With fellow Washington Post reporter Carl Bernstein, Woodward famously cracked open the Watergate scandal in the 1970s, which led to President Richard Nixon’s resignation.

Woodward's 'Rage': Woodward faced some criticism Wednesday over keeping the revelations in “Rage” under wraps until now. The book is set for release Sept. 15.

Woodward interviewed Trump 18 times between Dec. 5, 2019, and July 21 of this year and recorded the interviews with Trump’s permission, according to CNN.
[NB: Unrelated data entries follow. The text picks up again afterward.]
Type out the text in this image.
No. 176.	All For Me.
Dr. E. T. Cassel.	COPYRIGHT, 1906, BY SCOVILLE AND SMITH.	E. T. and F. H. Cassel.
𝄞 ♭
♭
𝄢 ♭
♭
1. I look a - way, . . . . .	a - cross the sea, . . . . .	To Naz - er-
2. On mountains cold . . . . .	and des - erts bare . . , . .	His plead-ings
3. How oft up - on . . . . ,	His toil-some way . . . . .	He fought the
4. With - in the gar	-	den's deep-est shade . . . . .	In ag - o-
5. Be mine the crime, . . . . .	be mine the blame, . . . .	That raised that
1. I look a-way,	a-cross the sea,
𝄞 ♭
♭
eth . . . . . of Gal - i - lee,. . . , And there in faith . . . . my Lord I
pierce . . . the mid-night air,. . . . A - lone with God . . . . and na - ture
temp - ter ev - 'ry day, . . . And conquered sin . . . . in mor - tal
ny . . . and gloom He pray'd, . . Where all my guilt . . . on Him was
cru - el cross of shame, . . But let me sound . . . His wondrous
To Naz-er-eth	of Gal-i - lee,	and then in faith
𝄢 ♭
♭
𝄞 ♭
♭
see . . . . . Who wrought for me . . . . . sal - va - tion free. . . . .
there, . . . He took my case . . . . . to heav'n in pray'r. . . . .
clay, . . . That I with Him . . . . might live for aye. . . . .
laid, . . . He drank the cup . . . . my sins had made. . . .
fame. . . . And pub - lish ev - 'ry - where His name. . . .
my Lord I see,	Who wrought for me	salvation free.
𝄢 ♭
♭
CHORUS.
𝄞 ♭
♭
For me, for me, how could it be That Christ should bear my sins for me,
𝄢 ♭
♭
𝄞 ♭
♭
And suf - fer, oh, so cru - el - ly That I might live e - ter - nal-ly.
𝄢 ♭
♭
Biden Says Trump Betrayed America: Trump’s acknowledgment of the true nature of the coronavirus to Woodward early in the pandemic stands at odds with his public statements, which have included assurances that COVID-19 was “going to disappear” and that it would “all work out fine.”

Trump has not worn a mask in public with few exceptions, pressured states to reopen their economies from public health lockdowns and held large, in-person rallies during the pandemic.

On Wednesday, Trump called Woodward’s book “a political hit job,” adding: “I don’t want to create panic.”

Democratic presidential nominee Joe Biden, speaking at a campaign event in Warren, Michigan, said Trump “failed to do his job — on purpose. It was a life-and-death betrayal of the American people.”

Trump’s actions are “beyond despicable,” he said. “It’s a dereliction of duty.”